Что комната говорит. Страница 2

— Тепло теплом, — сказала стоявшая у печки на табуретке умывальная чашка, — но для здоровья им нужно и тело свое в чистоте держать. А эту деликатную службу мы вот с братцем-кувшином справляем. Сами ведь деликатной породы: хоть тоже из глины, да из тончайшей — 

фаянсовой

.

— А знаешь ли еще, сестрица, как мы с тобой на свет родились? — спросил кувшин.

— Еще бы не знать! — отвечала чашка. — Как теперь помню: было то в мастерской на фаянсовом заводе. Лежала я еще комком глины. Вдруг мастер хвать меня, шлепнул на круглый столик, завертел его ногою, а руками давай мять да тискать. Верчусь, верчусь, совсем закружилась: чую только, как середка у меня вдавилась, края изогнулись. А он уж кончил, поставил меня на скамейку. Оглядела я себя, — сама себя не узнала: вместо безобразной глиняной глыбы я стала красивой умывальной чашкой! Смотрю: мастер опять завертел свой столик, мнет и давит комок глины. «Что-то теперь выйдет, — думаю, — что-то выйдет?» И что же вышло?

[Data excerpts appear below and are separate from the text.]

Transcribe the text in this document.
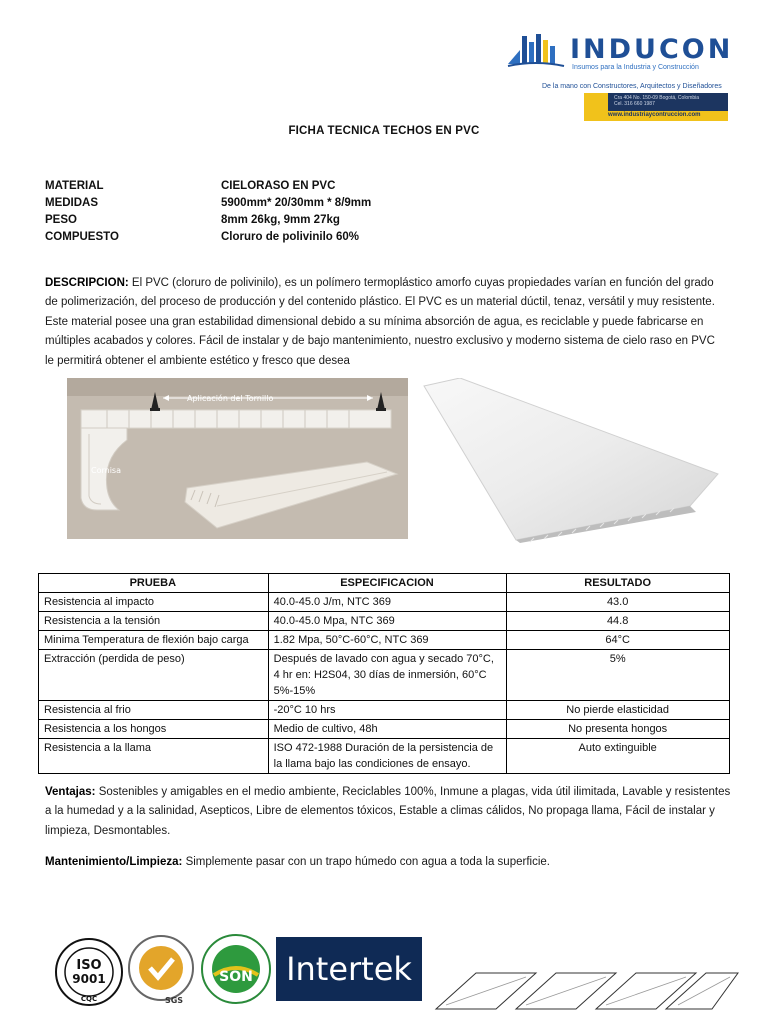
INDUCON
Insumos para la Industria y Construcción
De la mano con Constructores, Arquitectos y Diseñadores
Cra 404 No. 150-09 Bogotá, Colombia
Cel. 316 660 1987
www.industriaycontruccion.com
FICHA TECNICA TECHOS EN PVC
MATERIAL	CIELORASO EN PVC
MEDIDAS	5900mm* 20/30mm * 8/9mm
PESO	8mm 26kg, 9mm 27kg
COMPUESTO	Cloruro de polivinilo 60%
DESCRIPCION: El PVC (cloruro de polivinilo), es un polímero termoplástico amorfo cuyas propiedades varían en función del grado de polimerización, del proceso de producción y del contenido plástico. El PVC es un material dúctil, tenaz, versátil y muy resistente. Este material posee una gran estabilidad dimensional debido a su mínima absorción de agua, es reciclable y puede fabricarse en múltiples acabados y colores. Fácil de instalar y de bajo mantenimiento, nuestro exclusivo y moderno sistema de cielo raso en PVC le permitirá obtener el ambiente estético y fresco que desea
Aplicación del Tornillo
Cornisa
PRUEBA	ESPECIFICACION	RESULTADO
Resistencia al impacto	40.0-45.0 J/m, NTC 369	43.0
Resistencia a la tensión	40.0-45.0 Mpa, NTC 369	44.8
Minima Temperatura de flexión bajo carga	1.82 Mpa, 50°C-60°C, NTC 369	64°C
Extracción (perdida de peso)	Después de lavado con agua y secado 70°C, 4 hr en: H2S04, 30 días de inmersión, 60°C 5%-15%	5%
Resistencia al frio	-20°C 10 hrs	No pierde elasticidad
Resistencia a los hongos	Medio de cultivo, 48h	No presenta hongos
Resistencia a la llama	ISO 472-1988 Duración de la persistencia de la llama bajo las condiciones de ensayo.	Auto extinguible
Ventajas: Sostenibles y amigables en el medio ambiente, Reciclables 100%, Inmune a plagas, vida útil ilimitada, Lavable y resistentes a la humedad y a la salinidad, Asepticos, Libre de elementos tóxicos, Estable a climas cálidos, No propaga llama, Fácil de instalar y limpieza, Desmontables.
Mantenimiento/Limpieza: Simplemente pasar con un trapo húmedo con agua a toda la superficie.
ISO
9001
CQC	SGS
SON	Intertek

— Я вышел! — подхватил кувшин.

— А то кто же? Как увидала тебя, признаться, так обрадовалась… Точно сердце мне сказало, что ты мне брат родной. Как только мастер, обернувшись, нечаянно толкнул скамейку — я прыг к тебе навстречу.

— И не допрыгнула! — засмеялся кувшин. — Он тебя на лету и поймал, а то бы ты больно расшиблась.

— Смейся, смейся! — сказала чашка. — Сам-то ведь тоже с радости чуть не выскользнул у мастера из рук, да он тебя за ручку удержал: «Куда! Куда! Людей посмотреть и себя показать? Да на вас, милые мои, и глазури-то нет, а без глазури кто же вас к себе примет?» Сунул обоих в каленую печь и солью посыпал. От жары мы насквозь прокалились, а соль нас кругом глазурью залила. Тогда он вынул нас из печи: «Ну, теперь гуляйте вместе по белу свету хоть до скончания века. Только, чур, не ссорьтесь, не отбейте друг дружке глазури. Глазурь — первое дело».

— А мы вот со стаканом насквозь из глазури, насквозь из стекла, — подал теперь голос со стола графин с водой. — Вы моете людей снаружи, а мы изнутри; затем-то мы так и прозрачны: пусть всякий тут же видит, что пьет.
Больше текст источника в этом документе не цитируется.